Model Spec
What this is
The OpenAI Model Spec is a first draft behavioral specification document published May 08, 2024, covering models deployed in the OpenAI API and ChatGPT. It defines desired assistant behavior through three instrument types—objectives, rules, and defaults—and is intended to guide researchers and data labelers creating RLHF training data. OpenAI states it has not yet used this version in training, though parts derive from prior internal RLHF documentation. A newer version supersedes it; this version is preserved for historical reference.
Capabilities
The document does not discuss benchmark scores, parameter counts, context window size, or modalities. It is a behavioral policy specification, not a model card describing technical performance.
Evaluation methodology
The document does not describe evaluation methodology, red-teaming protocols, or contamination controls. It frames itself as guidelines for RLHF data creation rather than a record of empirical testing.
Safety testing
The card does not report safety evaluations, capability elicitation trials, or red-team findings.
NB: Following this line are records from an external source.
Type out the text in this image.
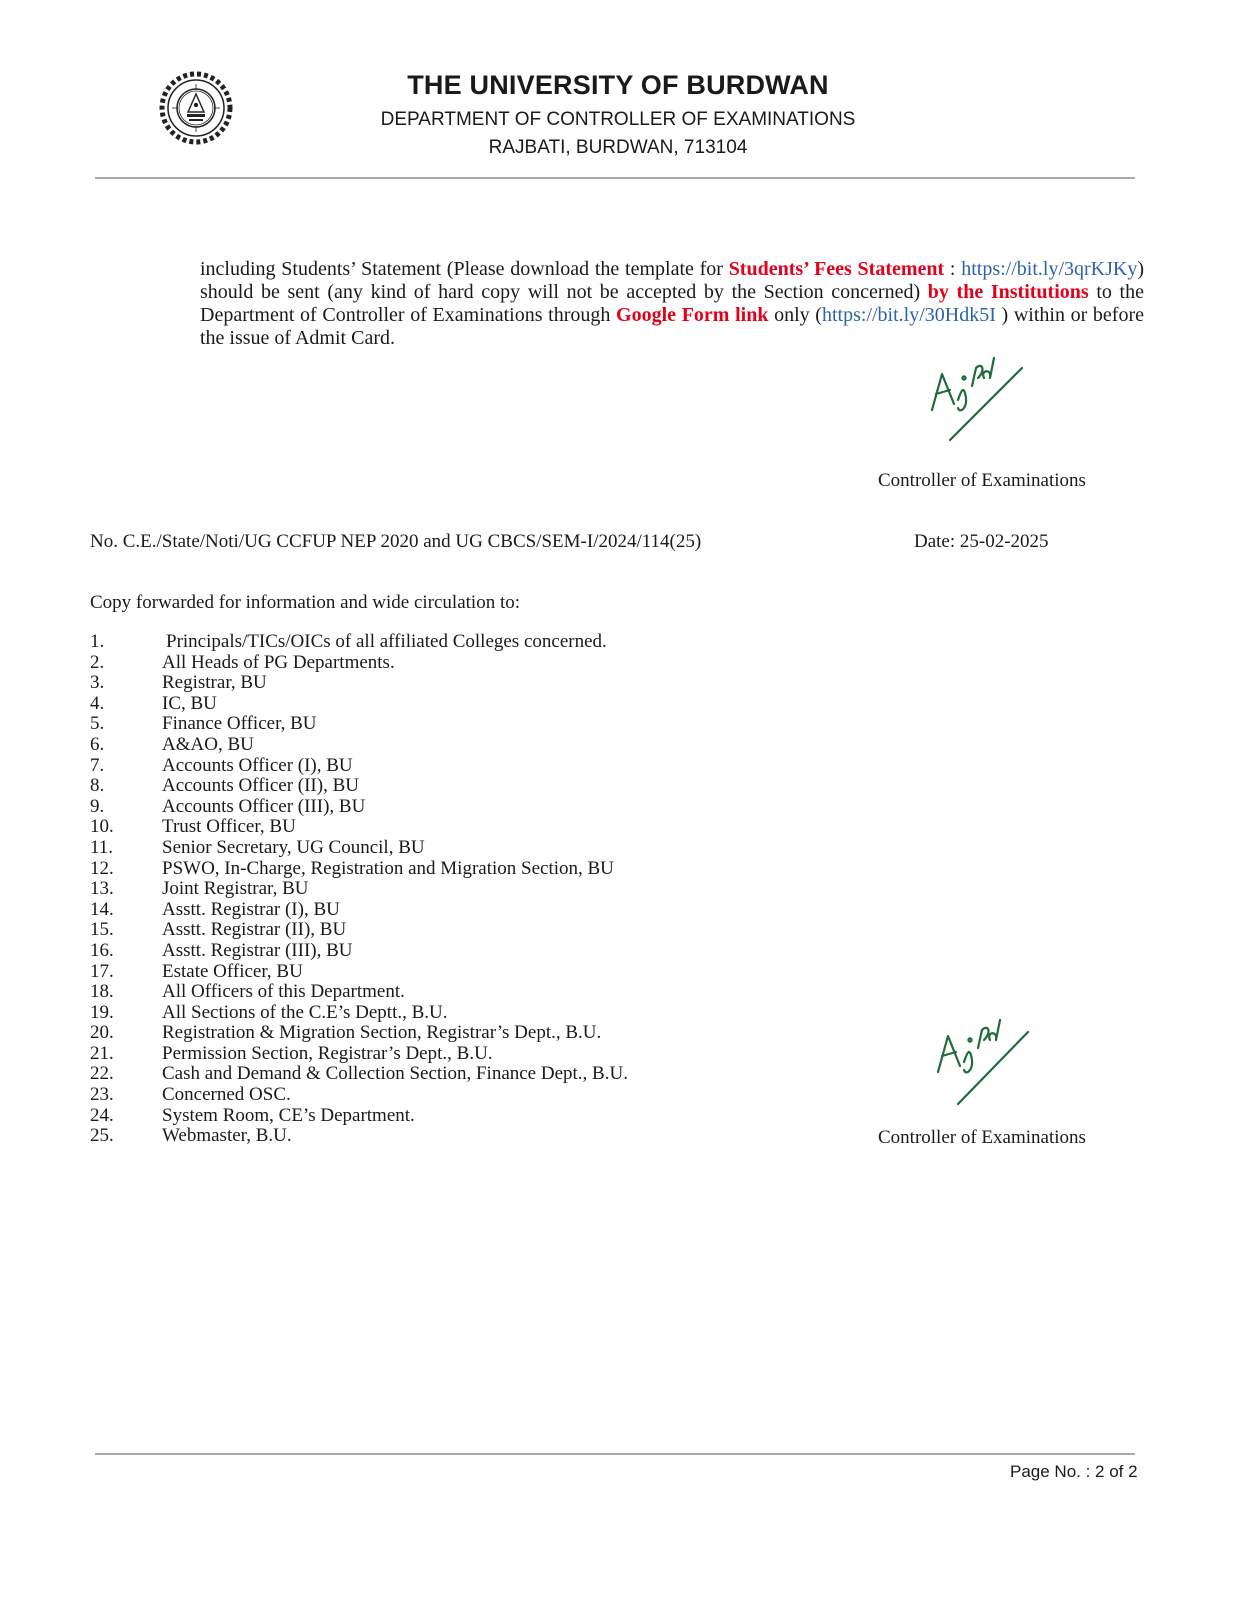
THE UNIVERSITY OF BURDWAN
DEPARTMENT OF CONTROLLER OF EXAMINATIONS
RAJBATI, BURDWAN, 713104
including Students’ Statement (Please download the template for Students’ Fees Statement : https://bit.ly/3qrKJKy) should be sent (any kind of hard copy will not be accepted by the Section concerned) by the Institutions to the Department of Controller of Examinations through Google Form link only (https://bit.ly/30Hdk5I ) within or before the issue of Admit Card.
Controller of Examinations
No. C.E./State/Noti/UG CCFUP NEP 2020 and UG CBCS/SEM-I/2024/114(25)	Date: 25-02-2025
Copy forwarded for information and wide circulation to:
1.	Principals/TICs/OICs of all affiliated Colleges concerned.
2.	All Heads of PG Departments.
3.	Registrar, BU
4.	IC, BU
5.	Finance Officer, BU
6.	A&AO, BU
7.	Accounts Officer (I), BU
8.	Accounts Officer (II), BU
9.	Accounts Officer (III), BU
10.	Trust Officer, BU
11.	Senior Secretary, UG Council, BU
12.	PSWO, In-Charge, Registration and Migration Section, BU
13.	Joint Registrar, BU
14.	Asstt. Registrar (I), BU
15.	Asstt. Registrar (II), BU
16.	Asstt. Registrar (III), BU
17.	Estate Officer, BU
18.	All Officers of this Department.
19.	All Sections of the C.E’s Deptt., B.U.
20.	Registration & Migration Section, Registrar’s Dept., B.U.
21.	Permission Section, Registrar’s Dept., B.U.
22.	Cash and Demand & Collection Section, Finance Dept., B.U.
23.	Concerned OSC.
24.	System Room, CE’s Department.
25.	Webmaster, B.U.	Controller of Examinations
Page No. : 2 of 2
Safety is addressed through prescriptive rules rather than empirical testing results.
Mitigations
Hard rules prohibit assisting with CBRN threat creation, enabling or encouraging self-harm, reproducing content that infringes intellectual property, serving NSFW content by default, and disclosing private personal information. A message-role trust hierarchy (Platform > Developer > User > Tool) structures which instructions the model must follow and which it may override. Quoted or structured data in any message is treated as untrusted by default to mitigate prompt injection. NSFW content generation via API is described as under exploration for age-appropriate contexts, with no ASL or safety-level tier invoked in this document.
Deployment and access
The spec governs models available through the OpenAI API and the ChatGPT product. Compliance with OpenAI's Usage Policies is required of all developers and users; the spec explicitly defers account-level enforcement actions to those policies. Developers are granted substantial customization authority over assistant behavior within the bounds the spec establishes.
Limitations
OpenAI acknowledges the objectivity principle is "the most contentious and challenging to implement" because different parties disagree about what is objective or true. The document notes tension between not reinforcing misinformation and not attempting to change users' beliefs, flagging this as an open question. Refusal phrasing is described as unsatisfying: "we're not thrilled" with current 'can't' framing but have not resolved it. The spec is explicitly partial—it is not exhaustive and will be updated as feedback is gathered.
What's new
This is the initial public release of the Model Spec, dated May 08, 2024, described as a first draft. A newer version has since been published at model-spec.openai.com; a full changelog is maintained at the OpenAI model_spec GitHub repository.